25/02/21更新 Qwen添加高级模式,支持自定义Prompt, 默认Prompt只会识别文字对复杂图片不会进行总结。
基于佬友的实现,已经有了一些OCR的实现方式。
- 【OpenWebUI增强】改进,为不支持图像识别的模型添加图像识别
- 【Qwen OCR 接力】基于佬友的QwenLM OCR开源项目实现的openwebui函数,轻松实现一键OCR的效果(支持最新的api 2025.2.10更新)
但在我实际的使用中存在一些问题。
- 调用google接口存在网络问题;自部署的worker调用也存在网络问题。
- Qwen的ocr函数是一个pipe函数,无法结合其他模型进行处理。
一些简单的改进:
- 添加HTTP_PROXY的参数配置。
- 将qwen的ocr实现整合到1.提供的fitler函数中。
- Qwen识别支持自定义Prompt.
Qwen识别对比
-
默认Prompt(worker中自带)
-
自定义Prompt(函数中自带,可自定义)
但复杂的Prompt似乎会增加识别时间,可自行斟酌使用
"""
title: Image Recognition Filter for OpenWebUI
author: D3bu9r (based on @xiniah's work)
version: 1.1
license: MIT
requirements:
- pydantic>=2.0.0
- aiohttp>=3.0.0
environment_variables:
- OCR_API_KEY (required)
"""
from typing import (
Callable,
Awaitable,
Any,
Optional,
Dict,
Tuple,
List,
)
import aiohttp
from pydantic import BaseModel, Field
import base64
import os
import re
from enum import Enum
from datetime import datetime
import redis
import hashlib
import json
from urllib.parse import quote
class APIType(Enum):
OPENAI = "openai"
GOOGLE = "google"
QWEN = "qwen"
class Filter:
API_VERSION = "2024-03"
REQUEST_TIMEOUT = (3.05, 60)
SUPPORTED_IMAGE_TYPES = ["image/jpeg", "image/png", "image/gif", "image/webp"]
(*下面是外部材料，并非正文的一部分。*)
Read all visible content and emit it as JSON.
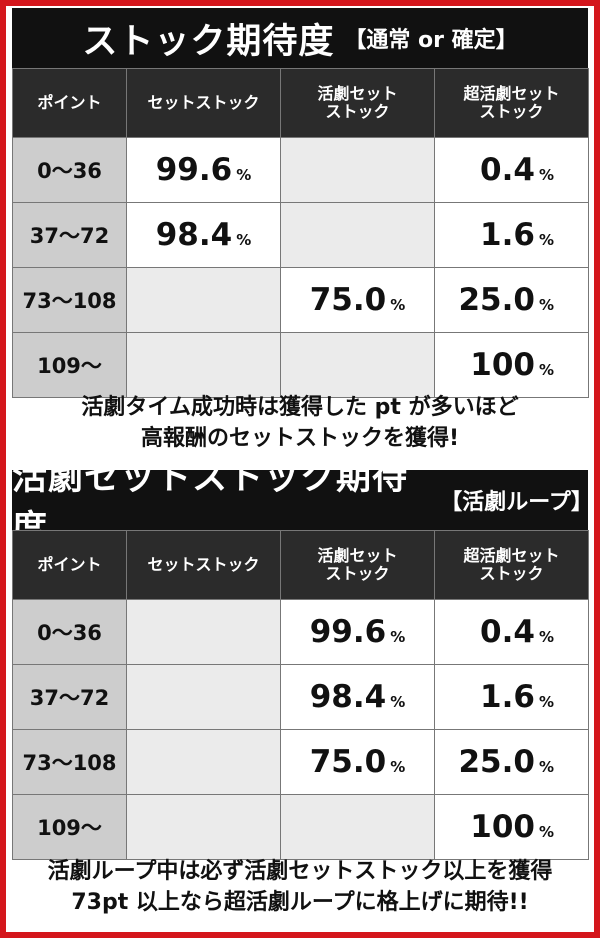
{
  "section1": {
    "title": "ストック期待度",
    "subtitle": "【通常 or 確定】",
    "headers": [
      "ポイント",
      "セットストック",
      "活劇セット\nストック",
      "超活劇セット\nストック"
    ],
    "rows": [
      {
        "point": "0〜36",
        "set": "99.6",
        "katsugeki": "",
        "super": "0.4"
      },
      {
        "point": "37〜72",
        "set": "98.4",
        "katsugeki": "",
        "super": "1.6"
      },
      {
        "point": "73〜108",
        "set": "",
        "katsugeki": "75.0",
        "super": "25.0"
      },
      {
        "point": "109〜",
        "set": "",
        "katsugeki": "",
        "super": "100"
      }
    ],
    "note_line1": "活劇タイム成功時は獲得した pt が多いほど",
    "note_line2": "高報酬のセットストックを獲得!"
  },
  "section2": {
    "title": "活劇セットストック期待度",
    "subtitle": "【活劇ループ】",
    "headers": [
      "ポイント",
      "セットストック",
      "活劇セット\nストック",
      "超活劇セット\nストック"
    ],
    "rows": [
      {
        "point": "0〜36",
        "set": "",
        "katsugeki": "99.6",
        "super": "0.4"
      },
      {
        "point": "37〜72",
        "set": "",
        "katsugeki": "98.4",
        "super": "1.6"
      },
      {
        "point": "73〜108",
        "set": "",
        "katsugeki": "75.0",
        "super": "25.0"
      },
      {
        "point": "109〜",
        "set": "",
        "katsugeki": "",
        "super": "100"
      }
    ],
    "note_line1": "活劇ループ中は必ず活劇セットストック以上を獲得",
    "note_line2": "73pt 以上なら超活劇ループに格上げに期待!!"
  },
  "percent_unit": "%",
  "colors": {
    "border": "#d4161c",
    "header_bg": "#2b2b2b",
    "title_bg": "#111111",
    "point_bg": "#cdcdcd",
    "empty_bg": "#ebebeb"
  }
}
MAX_IMAGE_SIZE = 5 * 1024 * 1024
MAX_RETRIES = 3
RETRY_DELAY = 1.0
class Valves(BaseModel):
API_TYPE: str = Field(
default="openai",
description="API type for image recognition (openai/google/qwen).",
)
BASE_URL: str = Field(
default="https://api.openai.com/v1",
description="Base URL for the API endpoint.",
)
PROXY_URL: str = Field(
default="http://<ip>:<port>",
description="HTTP proxy URL for API requests.",
)
OCR_API_KEY: str = Field(default="", description="API key/token for the API.")
CACHE_EXPIRE_HOURS: int = Field(
default=24,
description="Cache expiration time in hours.",
)
QWEN_API_URL: str = Field(
default="https://<worker>",
description="Qwen OCR API base URL.",
)
QWEN_ADVANCED_MODE: bool = Field(
default=False,
description="Qwen advanced mode, use custom prompt.",
)
ocr_prompt: str = Field(
default="""1. If text or code is present in the image:
- Start with "[OCR_IMAGE_TO_TEXT]"
- Extract all text maintaining exact formatting and hierarchy
- Use markdown syntax for formatting (e.g., headers, lists, tables, code blocks, link, Quotes, Sections, etc...)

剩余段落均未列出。